What I've understood about chirality and elements of symmetry:

A molecule that is not superposable on its mirror image is said to be chiral.

Plane of symmetry: An imaginary plane cutting a compound into two symmetric halves. Any compound possessing it is achiral, so any compound without it is chiral?

Axis of symmetry: I have never spent so long trying to understand a concept. An axis of symmetry is an imaginary axis around which by rotating through a minimum angle of rotation, the original compound is obtained.

1. Any compound, be it chiral, achiral or dissymmetric, can have an AOS.

2. You cannot say a compound is achiral just because it has an AOS.

3. Unless, I just had a thought. If on rotation it gives the same compound, making it superposable with the original, thereby making it achiral.

However, wouldn't all compounds (chiral or achiral) on rotation through a particular degree give back the same compound? Please tell me if everything I've mentioned is right.
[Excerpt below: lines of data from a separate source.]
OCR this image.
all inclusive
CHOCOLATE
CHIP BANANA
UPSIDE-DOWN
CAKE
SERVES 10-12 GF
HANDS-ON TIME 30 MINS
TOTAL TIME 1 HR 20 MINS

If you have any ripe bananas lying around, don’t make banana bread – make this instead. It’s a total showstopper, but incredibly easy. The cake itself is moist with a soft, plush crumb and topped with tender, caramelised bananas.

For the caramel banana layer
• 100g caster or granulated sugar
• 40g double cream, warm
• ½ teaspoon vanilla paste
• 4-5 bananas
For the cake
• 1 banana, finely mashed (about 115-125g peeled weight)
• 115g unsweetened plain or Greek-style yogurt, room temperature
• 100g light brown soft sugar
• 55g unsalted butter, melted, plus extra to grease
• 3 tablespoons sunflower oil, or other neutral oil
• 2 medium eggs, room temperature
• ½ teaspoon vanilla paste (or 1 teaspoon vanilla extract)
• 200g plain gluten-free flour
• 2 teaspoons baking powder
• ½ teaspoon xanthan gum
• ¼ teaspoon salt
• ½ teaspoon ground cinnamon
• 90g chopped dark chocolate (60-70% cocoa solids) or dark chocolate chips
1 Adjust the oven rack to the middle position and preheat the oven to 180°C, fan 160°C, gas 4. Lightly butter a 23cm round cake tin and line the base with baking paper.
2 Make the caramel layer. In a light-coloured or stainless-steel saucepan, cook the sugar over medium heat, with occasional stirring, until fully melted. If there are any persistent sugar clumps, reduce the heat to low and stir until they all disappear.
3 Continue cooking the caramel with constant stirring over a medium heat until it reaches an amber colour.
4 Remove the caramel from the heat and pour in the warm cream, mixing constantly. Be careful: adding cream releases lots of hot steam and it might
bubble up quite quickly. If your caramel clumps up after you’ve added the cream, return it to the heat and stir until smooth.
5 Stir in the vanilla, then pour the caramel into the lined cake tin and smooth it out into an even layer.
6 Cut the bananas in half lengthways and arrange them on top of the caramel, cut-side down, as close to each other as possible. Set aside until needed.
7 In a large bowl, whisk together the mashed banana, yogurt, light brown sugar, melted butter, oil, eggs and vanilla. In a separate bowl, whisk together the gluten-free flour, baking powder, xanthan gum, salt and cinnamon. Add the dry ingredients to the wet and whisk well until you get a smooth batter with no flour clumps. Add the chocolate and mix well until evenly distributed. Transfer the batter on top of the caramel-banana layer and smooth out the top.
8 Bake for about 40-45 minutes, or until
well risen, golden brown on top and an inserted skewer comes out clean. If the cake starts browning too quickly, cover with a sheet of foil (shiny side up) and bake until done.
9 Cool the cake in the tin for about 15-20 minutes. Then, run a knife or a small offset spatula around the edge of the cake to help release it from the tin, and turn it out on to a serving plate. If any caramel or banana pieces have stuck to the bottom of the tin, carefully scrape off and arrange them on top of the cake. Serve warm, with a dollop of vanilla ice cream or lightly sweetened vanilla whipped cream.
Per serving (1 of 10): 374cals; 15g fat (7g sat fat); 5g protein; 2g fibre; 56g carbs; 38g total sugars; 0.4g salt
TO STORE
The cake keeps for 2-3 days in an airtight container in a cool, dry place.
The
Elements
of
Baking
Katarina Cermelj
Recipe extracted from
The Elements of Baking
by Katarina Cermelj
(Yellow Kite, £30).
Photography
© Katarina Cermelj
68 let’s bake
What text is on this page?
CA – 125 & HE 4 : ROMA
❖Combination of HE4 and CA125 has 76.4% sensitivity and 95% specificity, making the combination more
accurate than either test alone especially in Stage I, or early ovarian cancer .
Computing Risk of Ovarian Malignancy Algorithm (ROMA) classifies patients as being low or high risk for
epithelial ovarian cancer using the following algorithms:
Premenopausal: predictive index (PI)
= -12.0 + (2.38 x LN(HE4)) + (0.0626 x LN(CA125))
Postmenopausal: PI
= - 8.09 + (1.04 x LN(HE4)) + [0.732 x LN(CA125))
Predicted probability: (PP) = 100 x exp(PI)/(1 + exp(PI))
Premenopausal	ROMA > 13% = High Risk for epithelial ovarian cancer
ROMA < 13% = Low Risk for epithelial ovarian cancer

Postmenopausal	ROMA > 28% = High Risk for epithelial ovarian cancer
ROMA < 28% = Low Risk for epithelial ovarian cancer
• Everything you've mentioned is right, except item 3, which contradicts the rest. Indeed, any molecule with axis of symmetry, chiral or not, would coincide with itself if turned for the appropriate angle around that axis. This has nothing to do with chirality. – Ivan Neretin May 27 '16 at 15:13

Chirality is left hand—right hand. The left hand is a mirror image of your right hand. If you take this mirror image and then rotate or shift it and you are able to superimpose it onto the original image, it is achiral. This is not possible with the hands, the thumb will always be wrong.

A plane of symmetry is sufficient but not mandatory to give an achiral compound. But it should be clear that mirroring an image that contains an intrinsic mirroring plane will give the same.

Another sufficient but not mandatory symmetry operation to generate a chiral compound is inversion. If some compound is point symmetric, it is never chiral.

And there are other elements of symmetry that are rare if not accompanied by planes or centres of symmetry but which are sufficient for generating achiral compounds: Improper rotation. In a nutshell, this is a symmetry element that requires a rotation with a subsequent mirroring perpendicular to the rotation axis. Take a tetrahedral compound such as methane: If you select the correct axis, rotate by $90^\circ$ and then mirror it perpendicular to that axis, you will receive the same product.

Strictly speaking, planes and centres of symmetry are special cases of improper rotation with a rotation of $360^\circ$ and $180^\circ$, respectively. So one could say that improper rotation is sufficient and mandatory to give an achiral compound.

1. is trivially correct since every object has $C_1$ symmetry, i.e. after rotation around an axis about 360 degrees it is indistinguishable from the starting state.

2. follows from 1.

3. is not correct. By definition a molecule is chiral if it does not have an improper axis of rotation.

Yes. In general an object stays the same if you look at it from a different point of view.